Saturday, 18 June 2016
Got an early start at Rancho San Antonio, working on the purple star thistle area that I’ve been visiting since December. Found more, but there is less and less as time goes on.
At 8, met Tom and Ellen, and we three piled in a Midpen truck for a day of work on stinkwort (smells like camphor), bull thistle and poison hemlock.
We started by finding the Fremont’s bush mallow along Chamise trail, the only one on Midpen property. It had been mowed to the ground a year ago during brush clearing, and we wanted to help prevent the same from happening again this year. So we captured GPS coordinates, cleared the area around it by hand, and put up a number of red flags marked Do Not Brush! Ellen will notify the crew to avoid it.
On the way back later, we found a second bush mallow, which Tom had seen a couple years ago and which had then disappeared (under the wrath of the mower). So we also got its GPS coordinates, cleared the area around it, and marked it with flags.
Our first target was an area of old quarry tailings, with a flat that could have been a house site, and evidence of one or two old roads. Such open spaces, especially where water can form small ponds, are attractive to stinkwort, and indeed we found enough to be worth taking out.
Above and below, a form of buckwheat called wickerstem. There are a lot of wildflowers around, very pretty, but so small, most of them, that they’re easy to miss.
Here’s another, above and below, this one skunkweed. Guess what it smells like.
And this one, above and below, is Davy’s centaury.
These, and more, identified by Tom, who IMO knows damn near everything about the botany of the region.
In Rogue Valley, we parked the truck at successive locations and worked our way along, dealing with bull thistle and poison hemlock. Tom gets nauseated by the smell of poison hemlock, so he peeled off to work on yellow star thistle instead. As for me, I hadn’t worked on hemlock before, so it was an experiment. Seems to have turned out better for me than it did for Socrates.

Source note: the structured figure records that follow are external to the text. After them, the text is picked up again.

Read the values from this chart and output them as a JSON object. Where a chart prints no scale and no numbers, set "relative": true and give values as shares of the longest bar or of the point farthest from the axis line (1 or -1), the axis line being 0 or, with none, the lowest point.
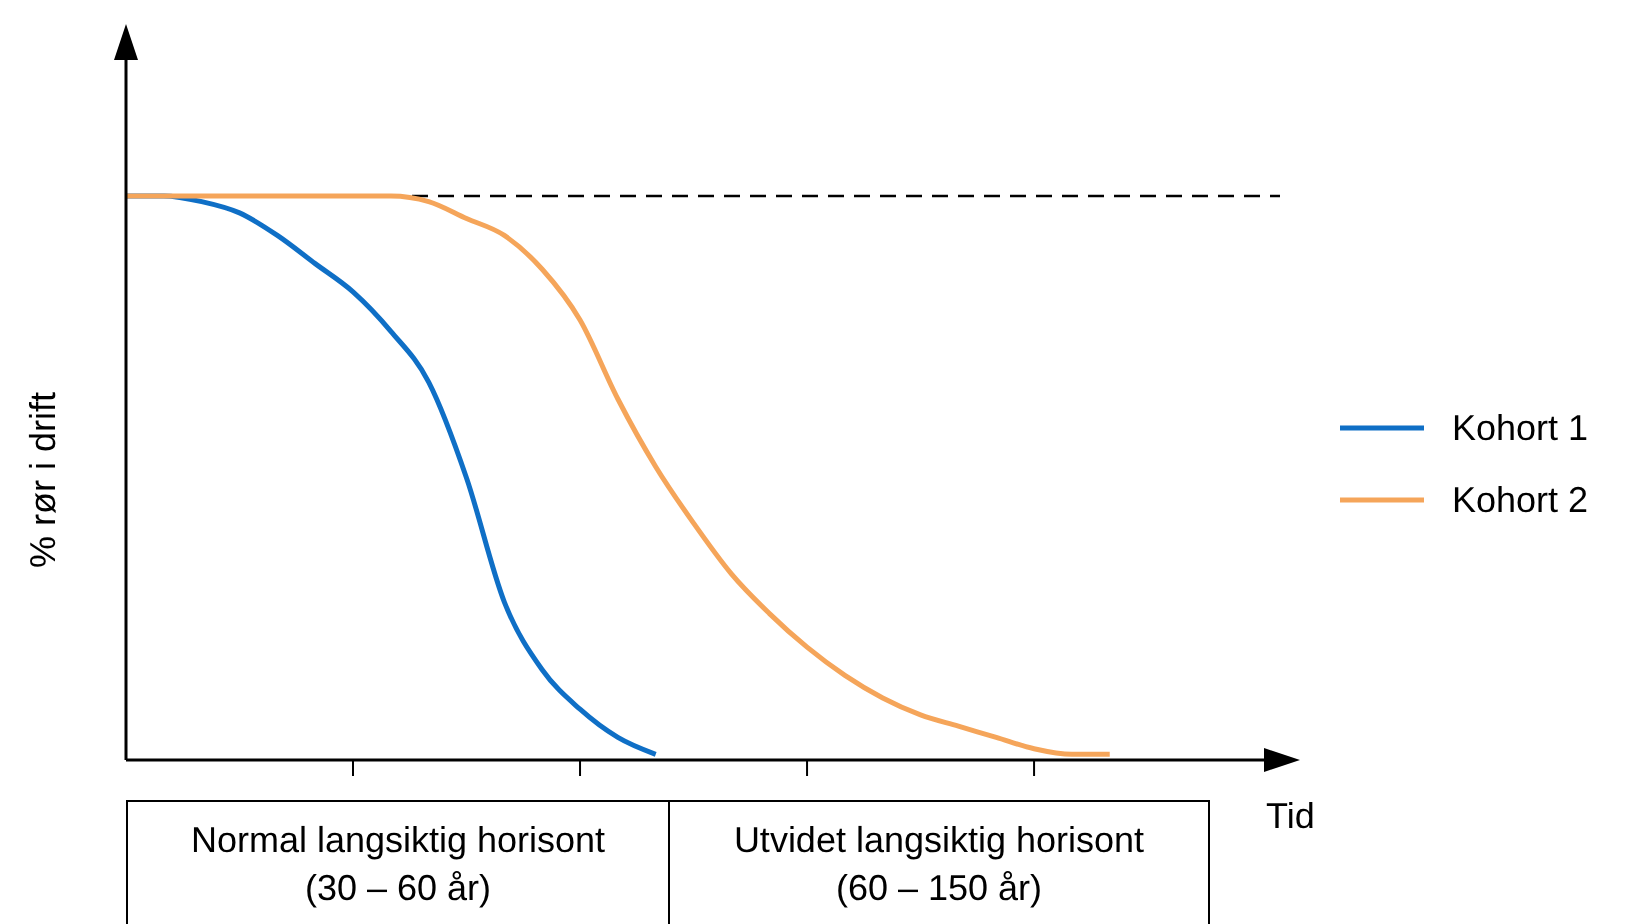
{
  "chart_data": {
    "type": "line",
    "relative": true,
    "ylabel": "% rør i drift",
    "xlabel": "Tid",
    "legend": "right",
    "categories": [
      null,
      null,
      null,
      null,
      null,
      null,
      null,
      null,
      null,
      null,
      null,
      null,
      null,
      null,
      null,
      null,
      null,
      null,
      null,
      null,
      null,
      null,
      null,
      null,
      null,
      null,
      null,
      null,
      null,
      null,
      null
    ],
    "series": [
      {
        "name": "Kohort 1",
        "color": "#0f6fc6",
        "values": [
          1,
          1,
          0.99,
          0.97,
          0.93,
          0.88,
          0.83,
          0.76,
          0.67,
          0.5,
          0.28,
          0.16,
          0.09,
          0.04,
          0.01,
          null,
          null,
          null,
          null,
          null,
          null,
          null,
          null,
          null,
          null,
          null,
          null,
          null,
          null,
          null,
          null
        ]
      },
      {
        "name": "Kohort 2",
        "color": "#f5a55a",
        "values": [
          1,
          1,
          1,
          1,
          1,
          1,
          1,
          1,
          0.99,
          0.96,
          0.93,
          0.87,
          0.78,
          0.64,
          0.52,
          0.42,
          0.33,
          0.26,
          0.2,
          0.15,
          0.11,
          0.08,
          0.06,
          0.04,
          0.02,
          0.01,
          0.01,
          null,
          null,
          null,
          null
        ]
      }
    ],
    "ref_lines": [
      {
        "axis": "y",
        "value": 1,
        "line_style": "dashed",
        "color": "#000000"
      }
    ],
    "annotations": [
      "Normal langsiktig horisont (30 – 60 år)",
      "Utvidet langsiktig horisont (60 – 150 år)"
    ]
  }
}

(BTW: ARMS means advanced resource management steward, an important-sounding title granted to us volunteers who go around pulling weeds. I probably shouldn’t go through a TSA checkpoint wearing a tee-shirt that says I’m ARMed.)
Sunday, 19 June
Did a trail patrol at El Corte de Madera Creek open space preserve. Sunny day, lots of people out, mountain bikies mostly behaving themselves, which makes me happy because there are a lot of gnarly, steep, blind, single-track curves.
Redwoods and creeks are pretty much impossible to photograph. This does not even begin to do justice to the view of ECDM creek from the Virginia Mill bridge.